Hissing In The Wind (or: They Will Never Listen)Posted: October 15, 2012
The above photo needs no introduction.
You know the spiel by now.
25 years ago today/tomorrow, the night of the 15th/16th October 1987 saw The Great Storm, or The 1987 Hurricane, or whatever you would like to call it. Millions of trees uprooted, millions in property damage, 18 people killed, road, rail and power disrupted, and none of it forseen or foretold by the met office.
Amid great sniggering, the clip of Michael Fish reading the weather forecast on BBC TV at lunchtime on the 15th will be played, with him saying there is no hurricane coming, and the talk will be of how utterly the Met Office failed to prepare the Great British Public for the terrible storm.
That’s the collective memory, and everyone knows it is true.
Except . . it isn’t.
I was there, and I was right in the teeth of the storm in all it’s fury, and I had been watching that lunchtime weather forecast, and I had heard Michael follow his comment about there not being a hurricane (technically true) by telling everyone to “batten down the hatches” as there was going to be some very stormy weather overnight. Ah, but they never play that bit of the clip do they?

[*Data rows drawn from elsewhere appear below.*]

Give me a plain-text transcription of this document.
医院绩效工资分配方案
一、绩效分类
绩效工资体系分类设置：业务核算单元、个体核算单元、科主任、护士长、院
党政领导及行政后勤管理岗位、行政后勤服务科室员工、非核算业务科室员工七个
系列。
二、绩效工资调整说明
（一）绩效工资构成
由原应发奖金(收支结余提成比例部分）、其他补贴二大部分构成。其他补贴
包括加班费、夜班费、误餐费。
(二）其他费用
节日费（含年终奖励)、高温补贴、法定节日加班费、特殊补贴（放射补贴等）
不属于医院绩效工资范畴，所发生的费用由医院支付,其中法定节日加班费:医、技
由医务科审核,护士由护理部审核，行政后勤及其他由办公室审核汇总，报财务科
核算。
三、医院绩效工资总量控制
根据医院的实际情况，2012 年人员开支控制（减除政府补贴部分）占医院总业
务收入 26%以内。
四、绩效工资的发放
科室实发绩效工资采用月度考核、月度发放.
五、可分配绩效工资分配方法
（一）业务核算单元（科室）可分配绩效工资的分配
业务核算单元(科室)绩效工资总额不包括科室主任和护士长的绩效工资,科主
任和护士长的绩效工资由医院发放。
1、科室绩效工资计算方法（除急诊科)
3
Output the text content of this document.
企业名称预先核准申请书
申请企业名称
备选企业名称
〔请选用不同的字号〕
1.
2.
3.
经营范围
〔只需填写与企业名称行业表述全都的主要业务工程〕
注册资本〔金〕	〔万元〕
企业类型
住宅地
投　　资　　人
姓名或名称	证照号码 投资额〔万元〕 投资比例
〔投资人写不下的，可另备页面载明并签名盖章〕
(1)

But more than that, I was expecting him to say this, and I knew several days earlier that the morning of the 16th would see a great and violent storm coming in from the southwest . . because the Met Office had told me, and other BBC viewers. Far from being unprepared, we were well prepared for a storm, and although, yes, it was much more severe than we expected, it is wholly unfair to say that the nation was not warned.
The nation was, you see, mostly indifferent to the weather warnings over the preceeding days, and much more concerned with waiting for Neighbours to come on after the news bulletin. But the warning was there, as far back as the previous Sunday.
I should clarify here that myself and my colleagues on board Radio Caroline were always very attentive to the weather, and always watchful and mindful of what it was going to do, as in our exposed anchorage 18 miles off the Kent coast the weather had a profound impact on our day to day life – on our level of comfort, on the ease of our doing our jobs, on our prospects of being resupplied at any given time, and on the quality of our sleep. So we were very attentive and invested in the weather forecasts.
You might expect me to tell you of the amazing struggles to stay on the air during the great storm, and the frightening moments and waves as tall as buildings that we encountered that day, but that is not the purpose of this article. I’ve written about it in my book Shiprocked – Life On The Waves With Radio Caroline, and there is another account of it written by myself, which you can read for free online at Soundscapes (EDIT: for some reason the article cannot be directly linked from here, but if you google “soundscapes conway hurricane” you will find it)..
No, this piece is my attempt to shout my truth unheeded into the wind yet one more time, and try to tell you that the story of Michael Fish and the sleeping Met Office is . . just a story, a popular narrative.
Unfortunately, it has over time become THE Story, the only one that is told.
So, did the Met Office warn about the storm, and how far in advance did we know?
We knew as far back as Sunday 11th October, four or five days earlier, that we were in for an almighty storm in the early hours of Friday 16th.
Needing to be conscious of the weather, and as Caroline’s Head of News, one of the things I never missed was the Farming Programme on Sundays on BBC1 (not sure if it was called Countryfile back then, but it was essentially a more down to earth and less jazzy version of the programme that still runs to this day). The programme always featured a long-range weather forecast for the next 7 days, and this was highly useful to us on Caroline for assessing if we were going to have some bumpy days, and when there might be a weather window for supply boats to reach us.
I was particularly conscious of the forecast on that particular Sunday, as we were short staffed (two presenters down), running short on certain supplies, and crucially had not received new records for a number of weeks (pretty essential for a contemporary music station). The large supply ship that came out from France that weekend did not have these people or items, but brought a message with it that there would be a small boat coming from the UK on Friday with fresh staff, supplies, and music.
Looking at the long-range weather forecast on the farming programme, we knew that this was just a pipe dream, and that there would be no new supplies on Friday – the weather would be far too rough for even the much bigger French tender to come to us, never mind a small fishing boat.
Thus we were well aware of a big storm on the Friday, and when Michael Fish made his comment about battening down the hatches, well as good seafarers, his advice was more literally true for us than for anyone else.
So although the ferocity of those mountainous seas at daybreak on Friday, 25 years ago, did astonish us, we could not, truly, say we were not warned.
Next time you see the clip of Michael Fish, and you hear the story about how forecasters did not predict a storm, don’t believe it.
I’d like to believe that my personal truth would counter the popular myth, but i know that, like on that morning a quarter of a century ago, my words will be lost in the howling wind.